I don’t understand what he means. I thought I could trust him, and I was wrong. Hunter sits down and puts his head in his hands, and I hear the sounds of Anna crying and the bags dripping onto the floor.
“Keep him away from Ky,” I say to Anna, my voice harsh. She nods. Hunter is much stronger than she is, but he looks broken now. I don’t know how long that will last, though, and I need to find people to help the still. I need Xander.
He and Ky are the only people here that I can trust. How could I forget?
CHAPTER 41
XANDER
Oker locks the doors behind us in the lab. “I need you to do something for me,” he says, picking up the bag he used when we dug camassia bulbs and sliding it over his shoulder.
“Where are you going?” I ask.
Oker peers out the window. “I have to leave now. They’re all still distracted.”
“Wait,” I say. “Won’t you need me to help you?” He can’t dig on his own. Is that what he has in mind?
“I want you to stay here,” Oker says. He reaches into his pockets and takes out the metal ring with the keys to the cabinets where he’s locked the camassia cure. “Destroy all of the cures. I’ll be back with something else we can use.”
“But you won the vote,” I say.
“This cure won’t work,” Oker says. “But now I know what will.”
“We don’t have to destroy everything,” I say.
“Yes, we do,” Oker says. “The people voted on this cure. They’re not going to take a substitute. Do it. Dump it all down the sink. Get rid of the cures Leyna had me make, too. They’re all useless.”
I don’t move because I can’t believe what he’s saying. “You were so sure about the camassia. We can still try it on some of them.”
“It won’t work,” Oker spits. “We’ll waste time. We’ll waste lives. They’re already dying. Do what I tell you.”
I don’t know if I can. We worked so hard on the cure, and he was so sure.
“You think I’m the Pilot, don’t you,” Oker says, watching me. “Do you want to know what the real Pilot is?”
I’m not sure that I do anymore.
“We used to laugh at the Pilot stories back when I worked in the Society,” Oker says. “How could people think that someone was going to come from the sky to save them? Or from the water? Stupid stories. Crazy. Only weak-minded people would need to believe in something like that.” He drops the keys to the cabinet into my hand. “I told you the Society named the viruses.”
I nod.
“When we found out that we’d be dropping it from the sky and sending it on the water, we thought it would be funny to name the Plague after the people’s stories. So we called the Plague the ‘Pilot.’”
The Plague is the Pilot.
Oker didn’t only help engineer the cure. First, he helped create the Plague. The Plague that is now mutated and turning everyone still.

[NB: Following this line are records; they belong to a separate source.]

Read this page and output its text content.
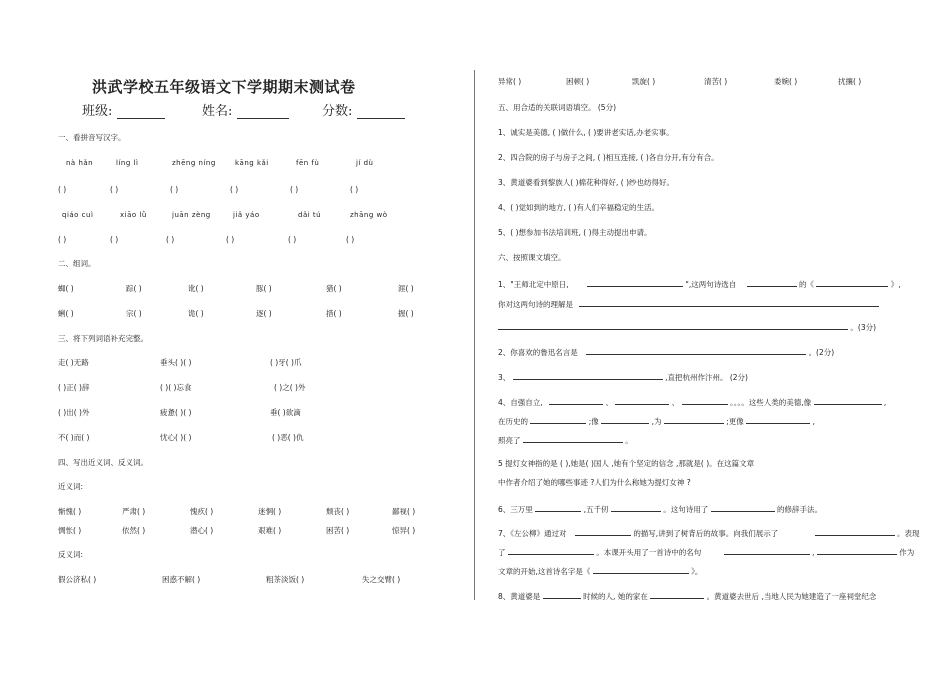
洪武学校五年级语文下学期期末测试卷
班级:	姓名:	分数:
一、看拼音写汉字。
nà hǎn	líng lì	zhēng níng	kāng kǎi	fēn fù	jí dù
( )	( )	( )	( )	( )	( )
qiáo cuì	xiāo lǜ	juān zèng	jiǎ yáo	dǎi tú	zhāng wò
( )	( )	( )	( )	( )	( )
二、组词。
蜘( )	踪( )	讹( )	豚( )	猎( )	涯( )
蜊( )	宗( )	诡( )	逐( )	措( )	握( )
三、将下列词语补充完整。
走( )无路	垂头( )( )	( )牙( )爪
( )正( )辞	( )( )忘食	( )之( )外
( )出( )外	疲惫( )( )	垂( )欲滴
不( )而( )	忧心( )( )	( )恶( )仇
四、写出近义词、反义词。
近义词:
惭愧( )	严肃( )	愧疚( )	迷惘( )	颓丧( )	鄙视( )
惆怅( )	依然( )	潜心( )	艰难( )	困苦( )	惊异( )
反义词:
假公济私( )	困惑不解( )	粗茶淡饭( )	失之交臂( )
异常( )	困顿( )	凯旋( )	清苦( )	委婉( )	扰攘( )
五、用合适的关联词语填空。 (5分)
1、诚实是美德, ( )做什么, ( )要讲老实话,办老实事。
2、四合院的房子与房子之间, ( )相互连接, ( )各自分开,有分有合。
3、黄道婆看到黎族人( )棉花种得好, ( )纱也纺得好。
4、( )觉如到的地方, ( )有人们辛福稳定的生活。
5、( )想参加书法培训班, ( )得主动提出申请。
六、按照课文填空。
1、"王师北定中原日,	",这两句诗选自	的《	》,
你对这两句诗的理解是
。(3分)
2、你喜欢的鲁迅名言是	。(2分)
3、	,直把杭州作汴州。 (2分)
4、自强自立,	、	、	。。。。这些人类的美德,像	,
在历史的	;像	,为	;更像	,
照亮了	。
5 提灯女神指的是 ( ),她是( )国人 ,她有个坚定的信念 ,那就是( )。在这篇文章
中作者介绍了她的哪些事迹 ?人们为什么称她为提灯女神 ?
6、三万里	,五千仞	。这句诗用了	的修辞手法。
7、《左公柳》通过对	的描写,讲到了树背后的故事。向我们展示了	。表现
了	。本课开头用了一首诗中的名句	,	作为
文章的开始,这首诗名字是《	》。
8、黄道婆是	时候的人, 她的家在	。黄道婆去世后 ,当地人民为她建造了一座祠堂纪念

“You see,” Oker says, “I have to find a cure.”
I do see. It’s the only thing that can redeem him. “I’ll destroy the camassia cure,” I say. “But before you go, tell me: What plant is it you’re going to find?”
Oker doesn’t answer. He walks over to the door and glances over at me. I realize he can’t let go of being the only pilot for the cure. “I’ll be back,” he says. “Lock the door behind me.”